Элоиза повела его в выставочный зал. Перхота шел походкой Жана Марэ.
Салтычиха через час послала меня за ними, так как все фотографии вытащили и рассортировали. Я застал их осматривающими стены и планшеты. Оба смеялись. Я впервые увидел Элоизу просто смеющейся, у нее была открытая приятная улыбка.
— Вас зовут, — сказал я.
Они оба с неохотой, как мне показалось, отвлеклись от планирования на местности и спустились в холл на первый этаж.
На колени…
— На колени! — услышали мы, заходя в холл. — Ме-едленно, плечи расправить…
Салтычиха нависла над Шенкель. Та тряслась и тихо опускалась на колени. Салтычиха, не обращая на нас внимания, командовала:
— А теперь медленно вста-ать… Повторить! Ну, — обратилась она к нам, место облюбовали? Шенкель, еще раз! Тренирую вот, совсем жидкий стал народ. Нам просто пенсионеры не нужны, их пруд пруди, бездельников! Нам нужны пенсионеры с зарядом и запалом.

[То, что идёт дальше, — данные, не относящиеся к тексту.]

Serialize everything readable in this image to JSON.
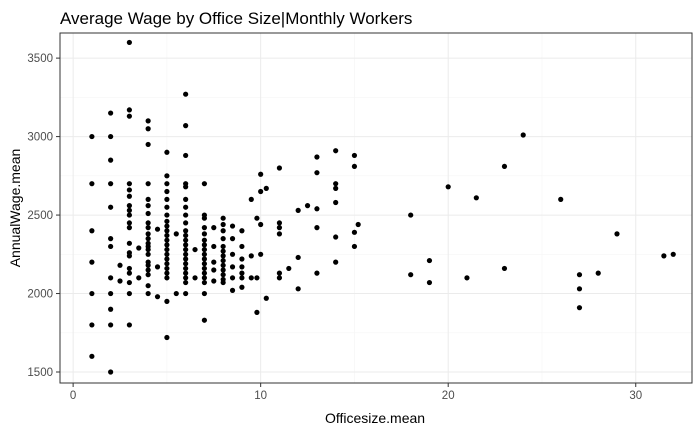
{
  "chart_data": {
    "type": "scatter",
    "title": "Average Wage by Office Size|Monthly Workers",
    "xlabel": "Officesize.mean",
    "ylabel": "AnnualWage.mean",
    "xlim": [
      -0.7,
      33.0
    ],
    "ylim": [
      1430,
      3660
    ],
    "xticks": [
      0,
      10,
      20,
      30
    ],
    "yticks": [
      1500,
      2000,
      2500,
      3000,
      3500
    ],
    "grid": true,
    "point_color": "#000000",
    "points": [
      [
        1,
        3000
      ],
      [
        1,
        2700
      ],
      [
        1,
        2400
      ],
      [
        1,
        2200
      ],
      [
        1,
        2000
      ],
      [
        1,
        1800
      ],
      [
        1,
        1600
      ],
      [
        2,
        3150
      ],
      [
        2,
        3000
      ],
      [
        2,
        2850
      ],
      [
        2,
        2700
      ],
      [
        2,
        2550
      ],
      [
        2,
        2350
      ],
      [
        2,
        2300
      ],
      [
        2,
        2100
      ],
      [
        2,
        2000
      ],
      [
        2,
        1900
      ],
      [
        2,
        1800
      ],
      [
        2,
        1500
      ],
      [
        2.5,
        2180
      ],
      [
        2.5,
        2080
      ],
      [
        3,
        3600
      ],
      [
        3,
        3170
      ],
      [
        3,
        3130
      ],
      [
        3,
        2700
      ],
      [
        3,
        2660
      ],
      [
        3,
        2620
      ],
      [
        3,
        2560
      ],
      [
        3,
        2530
      ],
      [
        3,
        2500
      ],
      [
        3,
        2450
      ],
      [
        3,
        2420
      ],
      [
        3,
        2320
      ],
      [
        3,
        2260
      ],
      [
        3,
        2240
      ],
      [
        3,
        2160
      ],
      [
        3,
        2130
      ],
      [
        3,
        2070
      ],
      [
        3,
        2000
      ],
      [
        3,
        1800
      ],
      [
        3.5,
        2290
      ],
      [
        3.5,
        2100
      ],
      [
        4,
        3100
      ],
      [
        4,
        3050
      ],
      [
        4,
        2950
      ],
      [
        4,
        2700
      ],
      [
        4,
        2600
      ],
      [
        4,
        2560
      ],
      [
        4,
        2510
      ],
      [
        4,
        2450
      ],
      [
        4,
        2420
      ],
      [
        4,
        2380
      ],
      [
        4,
        2350
      ],
      [
        4,
        2320
      ],
      [
        4,
        2300
      ],
      [
        4,
        2280
      ],
      [
        4,
        2250
      ],
      [
        4,
        2200
      ],
      [
        4,
        2180
      ],
      [
        4,
        2150
      ],
      [
        4,
        2120
      ],
      [
        4,
        2050
      ],
      [
        4,
        2000
      ],
      [
        4.5,
        2410
      ],
      [
        4.5,
        2170
      ],
      [
        4.5,
        1980
      ],
      [
        5,
        2900
      ],
      [
        5,
        2750
      ],
      [
        5,
        2700
      ],
      [
        5,
        2650
      ],
      [
        5,
        2600
      ],
      [
        5,
        2550
      ],
      [
        5,
        2500
      ],
      [
        5,
        2460
      ],
      [
        5,
        2430
      ],
      [
        5,
        2400
      ],
      [
        5,
        2370
      ],
      [
        5,
        2340
      ],
      [
        5,
        2310
      ],
      [
        5,
        2280
      ],
      [
        5,
        2250
      ],
      [
        5,
        2220
      ],
      [
        5,
        2190
      ],
      [
        5,
        2160
      ],
      [
        5,
        2130
      ],
      [
        5,
        2100
      ],
      [
        5,
        1950
      ],
      [
        5,
        1720
      ],
      [
        5.5,
        2380
      ],
      [
        5.5,
        2000
      ],
      [
        6,
        3270
      ],
      [
        6,
        3070
      ],
      [
        6,
        2880
      ],
      [
        6,
        2700
      ],
      [
        6,
        2680
      ],
      [
        6,
        2600
      ],
      [
        6,
        2550
      ],
      [
        6,
        2500
      ],
      [
        6,
        2450
      ],
      [
        6,
        2400
      ],
      [
        6,
        2370
      ],
      [
        6,
        2340
      ],
      [
        6,
        2310
      ],
      [
        6,
        2280
      ],
      [
        6,
        2250
      ],
      [
        6,
        2220
      ],
      [
        6,
        2190
      ],
      [
        6,
        2160
      ],
      [
        6,
        2130
      ],
      [
        6,
        2100
      ],
      [
        6,
        2070
      ],
      [
        6,
        2000
      ],
      [
        6.5,
        2280
      ],
      [
        6.5,
        2100
      ],
      [
        7,
        2700
      ],
      [
        7,
        2500
      ],
      [
        7,
        2480
      ],
      [
        7,
        2420
      ],
      [
        7,
        2380
      ],
      [
        7,
        2340
      ],
      [
        7,
        2310
      ],
      [
        7,
        2280
      ],
      [
        7,
        2250
      ],
      [
        7,
        2220
      ],
      [
        7,
        2190
      ],
      [
        7,
        2160
      ],
      [
        7,
        2130
      ],
      [
        7,
        2100
      ],
      [
        7,
        2070
      ],
      [
        7,
        2000
      ],
      [
        7,
        1830
      ],
      [
        7.5,
        2420
      ],
      [
        7.5,
        2300
      ],
      [
        7.5,
        2200
      ],
      [
        7.5,
        2150
      ],
      [
        7.5,
        2080
      ],
      [
        8,
        2480
      ],
      [
        8,
        2440
      ],
      [
        8,
        2400
      ],
      [
        8,
        2350
      ],
      [
        8,
        2300
      ],
      [
        8,
        2270
      ],
      [
        8,
        2240
      ],
      [
        8,
        2210
      ],
      [
        8,
        2180
      ],
      [
        8,
        2150
      ],
      [
        8,
        2120
      ],
      [
        8,
        2090
      ],
      [
        8,
        2070
      ],
      [
        8.5,
        2430
      ],
      [
        8.5,
        2350
      ],
      [
        8.5,
        2250
      ],
      [
        8.5,
        2170
      ],
      [
        8.5,
        2100
      ],
      [
        8.5,
        2020
      ],
      [
        9,
        2400
      ],
      [
        9,
        2300
      ],
      [
        9,
        2220
      ],
      [
        9,
        2170
      ],
      [
        9,
        2130
      ],
      [
        9,
        2100
      ],
      [
        9,
        2040
      ],
      [
        9.5,
        2600
      ],
      [
        9.5,
        2240
      ],
      [
        9.5,
        2100
      ],
      [
        9.8,
        2480
      ],
      [
        9.8,
        2100
      ],
      [
        9.8,
        1880
      ],
      [
        10,
        2760
      ],
      [
        10,
        2650
      ],
      [
        10,
        2440
      ],
      [
        10,
        2250
      ],
      [
        10.3,
        2670
      ],
      [
        10.3,
        1970
      ],
      [
        11,
        2800
      ],
      [
        11,
        2450
      ],
      [
        11,
        2420
      ],
      [
        11,
        2380
      ],
      [
        11,
        2130
      ],
      [
        11,
        2100
      ],
      [
        11.5,
        2160
      ],
      [
        12,
        2530
      ],
      [
        12,
        2230
      ],
      [
        12,
        2030
      ],
      [
        12.5,
        2560
      ],
      [
        13,
        2870
      ],
      [
        13,
        2770
      ],
      [
        13,
        2540
      ],
      [
        13,
        2420
      ],
      [
        13,
        2130
      ],
      [
        14,
        2910
      ],
      [
        14,
        2700
      ],
      [
        14,
        2670
      ],
      [
        14,
        2580
      ],
      [
        14,
        2360
      ],
      [
        14,
        2200
      ],
      [
        15,
        2880
      ],
      [
        15,
        2810
      ],
      [
        15,
        2390
      ],
      [
        15,
        2300
      ],
      [
        15.2,
        2440
      ],
      [
        18,
        2500
      ],
      [
        18,
        2120
      ],
      [
        19,
        2210
      ],
      [
        19,
        2070
      ],
      [
        20,
        2680
      ],
      [
        21,
        2100
      ],
      [
        21.5,
        2610
      ],
      [
        23,
        2810
      ],
      [
        23,
        2160
      ],
      [
        24,
        3010
      ],
      [
        26,
        2600
      ],
      [
        27,
        2120
      ],
      [
        27,
        2030
      ],
      [
        27,
        1910
      ],
      [
        28,
        2130
      ],
      [
        29,
        2380
      ],
      [
        31.5,
        2240
      ],
      [
        32,
        2250
      ]
    ]
  }
}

— С зарядом и запалом, пожалуй, и рванет, — улыбнулся Перхота.
— Утаскивайте, утаскивайте отсюда, — заторопила его Салтычиха. — Скоро раствор привезут, некуда будет ставить. Да, в субботу едем на прополку картошки! Лопаты свои.
— У меня нет, — сказал я.
— Возьмешь мою, — сказала Элоиза. — Помоги мне, котик.

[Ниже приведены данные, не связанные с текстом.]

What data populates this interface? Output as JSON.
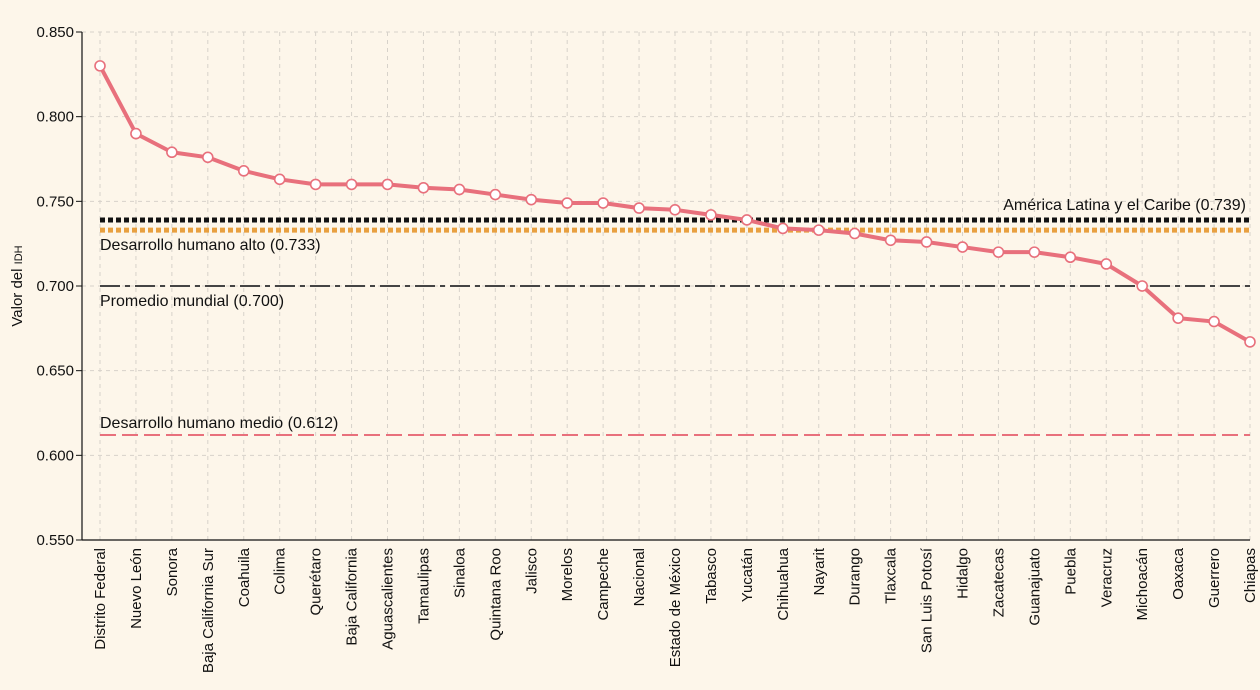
{
  "chart_data": {
    "type": "line",
    "title": "",
    "xlabel": "",
    "ylabel": "Valor del IDH",
    "ylabel_main": "Valor del ",
    "ylabel_smallcaps": "IDH",
    "ylim": [
      0.55,
      0.85
    ],
    "yticks": [
      "0.550",
      "0.600",
      "0.650",
      "0.700",
      "0.750",
      "0.800",
      "0.850"
    ],
    "grid": true,
    "legend": "none",
    "categories": [
      "Distrito Federal",
      "Nuevo León",
      "Sonora",
      "Baja California Sur",
      "Coahuila",
      "Colima",
      "Querétaro",
      "Baja California",
      "Aguascalientes",
      "Tamaulipas",
      "Sinaloa",
      "Quintana Roo",
      "Jalisco",
      "Morelos",
      "Campeche",
      "Nacional",
      "Estado de México",
      "Tabasco",
      "Yucatán",
      "Chihuahua",
      "Nayarit",
      "Durango",
      "Tlaxcala",
      "San Luis Potosí",
      "Hidalgo",
      "Zacatecas",
      "Guanajuato",
      "Puebla",
      "Veracruz",
      "Michoacán",
      "Oaxaca",
      "Guerrero",
      "Chiapas"
    ],
    "series": [
      {
        "color": "#e8707c",
        "values": [
          0.83,
          0.79,
          0.779,
          0.776,
          0.768,
          0.763,
          0.76,
          0.76,
          0.76,
          0.758,
          0.757,
          0.754,
          0.751,
          0.749,
          0.749,
          0.746,
          0.745,
          0.742,
          0.739,
          0.734,
          0.733,
          0.731,
          0.727,
          0.726,
          0.723,
          0.72,
          0.72,
          0.717,
          0.713,
          0.7,
          0.681,
          0.679,
          0.667
        ]
      }
    ],
    "reference_lines": [
      {
        "label": "América Latina y el Caribe (0.739)",
        "value": 0.739,
        "color": "#111111",
        "style": "dotted",
        "label_anchor": "right"
      },
      {
        "label": "Desarrollo humano alto (0.733)",
        "value": 0.733,
        "color": "#e8a040",
        "style": "dotted",
        "label_anchor": "left"
      },
      {
        "label": "Promedio mundial (0.700)",
        "value": 0.7,
        "color": "#444444",
        "style": "dashdot",
        "label_anchor": "left"
      },
      {
        "label": "Desarrollo humano medio (0.612)",
        "value": 0.612,
        "color": "#e8707c",
        "style": "dashed",
        "label_anchor": "left"
      }
    ]
  }
}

"Котик" — неприятно резануло мне слух.
— Котик? Ты с кем-то меня спутала.
— Брось! У меня все мужчины котики. А кто же вы? Котики и есть. Правда? обратилась она к Перхоте, помогая тому поднять пустую коробку.
— Да-да, конечно же, мы все котики! — Фотохудожник блеснул глазами. — Ну так как насчет съемки?
Элоиза промолчала.
Остаток дня я посвятил попеременно то мусору, то раствору. К вечеру, вспомнив об Элоизе и фотографе, я поднялся в выставочный зал.
Три стены уже были увешены фотографиями. Перхота с двумя помощниками и Элоиза возились с последней стеной.
Я прошелся вдоль фотографий. Голые женщины вызвали во мне только чувство досады. Если сюда придут мужики после работы (а кому они еще нужны, эти бабы?), вряд ли их вдохновят эти ненатуральные позы и бабочки на ягодицах, подумал я. А приходить смотреть на них людям праздным тоже какой смысл? Живая натура — она куда приятней. Я вспомнил рысь и посмотрел на Элоизу. От суматошного дня она слегка раскраснелась и похорошела. Очевидно, на нее падал свет фотоискусства.
Перхота откидывал голову, так что тряслись его кудри, и любовался своими творениями. Интересно, что испытывает он и фотомодель в момент запечатления, в момент перехода натуры в образ? Содрогание? Экстаз? Скорее всего ничего не испытывают. В лучшем случае то же самое, что испытывал я, перетаскивая волоком мешки со штукатуркой: ждал, когда это всё кончится.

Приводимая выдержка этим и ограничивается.